WFSF

24th World Conference

laboratorium
27th October, 2021 (Wednesday)
14:00-15:30
Presentation
Part of session:

The Imaginaries of Merging Mind and Machine

Event Speaker
Research employee, Berlin University of the Arts
Research employee, Technical University of Berlin
Event Description

The future is an open space that relies on our ability to imagine alternatives to the present, formulate hopes and anticipate dangerous developments. Despite conventional wisdom, imagination is not the work of individual geniuses but a social practice being shaped by socially shared imaginaries. This becomes obvious when studying the history of technofutures and the visions around current emerging technologies.

This paper examines the imaginaries of the neurointerface.
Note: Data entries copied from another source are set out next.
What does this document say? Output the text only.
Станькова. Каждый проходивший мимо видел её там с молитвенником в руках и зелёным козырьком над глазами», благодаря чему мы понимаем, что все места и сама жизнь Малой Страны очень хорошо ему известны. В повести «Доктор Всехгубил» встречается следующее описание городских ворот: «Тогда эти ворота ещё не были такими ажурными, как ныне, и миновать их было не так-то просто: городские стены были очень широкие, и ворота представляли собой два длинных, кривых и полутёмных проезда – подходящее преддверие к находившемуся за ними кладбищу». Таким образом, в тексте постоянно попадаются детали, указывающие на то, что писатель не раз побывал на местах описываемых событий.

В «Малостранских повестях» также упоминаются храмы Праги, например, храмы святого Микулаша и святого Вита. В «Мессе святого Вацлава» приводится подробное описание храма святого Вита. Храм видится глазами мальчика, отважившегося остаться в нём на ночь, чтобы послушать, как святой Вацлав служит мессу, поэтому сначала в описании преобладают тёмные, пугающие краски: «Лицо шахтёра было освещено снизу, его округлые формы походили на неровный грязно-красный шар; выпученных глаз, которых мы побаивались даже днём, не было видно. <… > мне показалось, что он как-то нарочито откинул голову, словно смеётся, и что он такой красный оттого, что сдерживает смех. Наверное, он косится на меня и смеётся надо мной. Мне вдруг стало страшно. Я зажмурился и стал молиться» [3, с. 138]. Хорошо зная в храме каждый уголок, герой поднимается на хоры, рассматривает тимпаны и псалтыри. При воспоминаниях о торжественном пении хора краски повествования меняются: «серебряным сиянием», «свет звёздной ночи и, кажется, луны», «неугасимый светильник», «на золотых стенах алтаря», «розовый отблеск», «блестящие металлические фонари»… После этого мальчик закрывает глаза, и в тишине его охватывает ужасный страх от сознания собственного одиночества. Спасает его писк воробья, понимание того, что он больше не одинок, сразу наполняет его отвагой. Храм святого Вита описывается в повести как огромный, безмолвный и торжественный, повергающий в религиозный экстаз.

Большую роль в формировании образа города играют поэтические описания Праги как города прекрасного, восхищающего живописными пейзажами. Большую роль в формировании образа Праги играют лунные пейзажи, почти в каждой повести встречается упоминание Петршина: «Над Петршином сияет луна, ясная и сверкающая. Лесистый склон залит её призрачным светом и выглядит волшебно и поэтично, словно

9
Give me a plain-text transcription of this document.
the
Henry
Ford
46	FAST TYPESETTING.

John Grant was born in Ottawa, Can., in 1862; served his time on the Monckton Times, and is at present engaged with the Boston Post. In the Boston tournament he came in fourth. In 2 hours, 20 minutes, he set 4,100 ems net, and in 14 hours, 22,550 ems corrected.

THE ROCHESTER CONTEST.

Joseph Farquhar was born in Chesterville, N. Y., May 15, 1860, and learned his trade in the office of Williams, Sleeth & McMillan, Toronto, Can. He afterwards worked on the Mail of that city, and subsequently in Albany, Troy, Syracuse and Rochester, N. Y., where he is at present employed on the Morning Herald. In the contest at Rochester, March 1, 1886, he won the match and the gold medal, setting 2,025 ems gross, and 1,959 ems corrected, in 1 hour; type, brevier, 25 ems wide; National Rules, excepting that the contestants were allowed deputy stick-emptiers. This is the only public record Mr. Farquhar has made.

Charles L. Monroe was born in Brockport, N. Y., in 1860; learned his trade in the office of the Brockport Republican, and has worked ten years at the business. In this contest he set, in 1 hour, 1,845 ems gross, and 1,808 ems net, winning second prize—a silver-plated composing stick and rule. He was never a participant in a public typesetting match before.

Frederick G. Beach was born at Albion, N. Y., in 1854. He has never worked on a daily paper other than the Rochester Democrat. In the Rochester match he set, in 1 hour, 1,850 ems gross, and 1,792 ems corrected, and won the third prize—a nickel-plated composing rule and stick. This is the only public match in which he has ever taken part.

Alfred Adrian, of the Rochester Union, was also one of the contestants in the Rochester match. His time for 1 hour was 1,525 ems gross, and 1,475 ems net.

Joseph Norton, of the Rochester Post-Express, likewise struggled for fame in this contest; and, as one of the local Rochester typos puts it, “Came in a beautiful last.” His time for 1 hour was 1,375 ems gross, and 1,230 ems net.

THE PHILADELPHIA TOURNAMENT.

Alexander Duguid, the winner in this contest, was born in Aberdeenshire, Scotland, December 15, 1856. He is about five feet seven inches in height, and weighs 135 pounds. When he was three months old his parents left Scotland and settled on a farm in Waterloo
It is about what is imagined when it comes to the impact of this new technological gadget, how meaning is attributed to the technology, what narratives this device holds and what our hopes and fears for the future with such a technology say about us. It explores the functions and meanings associated with the neurointerface and how it is imagined changing our society in the future.

Following a genealogical approach, the study looks for patterns, parallels, and presumptions diffusing through different contexts and discourses and merging in the art of Science-Fiction. Science-Fiction, understood as collective repository of sociotechnical imaginaries, becomes the focal point for our imagination of techno-enhanced futures, particularly of various forms of man-machine-interactions. As technofutures, these stories do not only feed on our social imaginaries but also form what we perceive as ‘future’ on a cultural level affecting the way we imagine the becoming of emerging technologies.

Since it matters, what futures we use to think futures with, reflecting on these imaginaries becomes crucial. This paper offers insight into a hermeneutic approach to deconstruct images of the future in popular culture.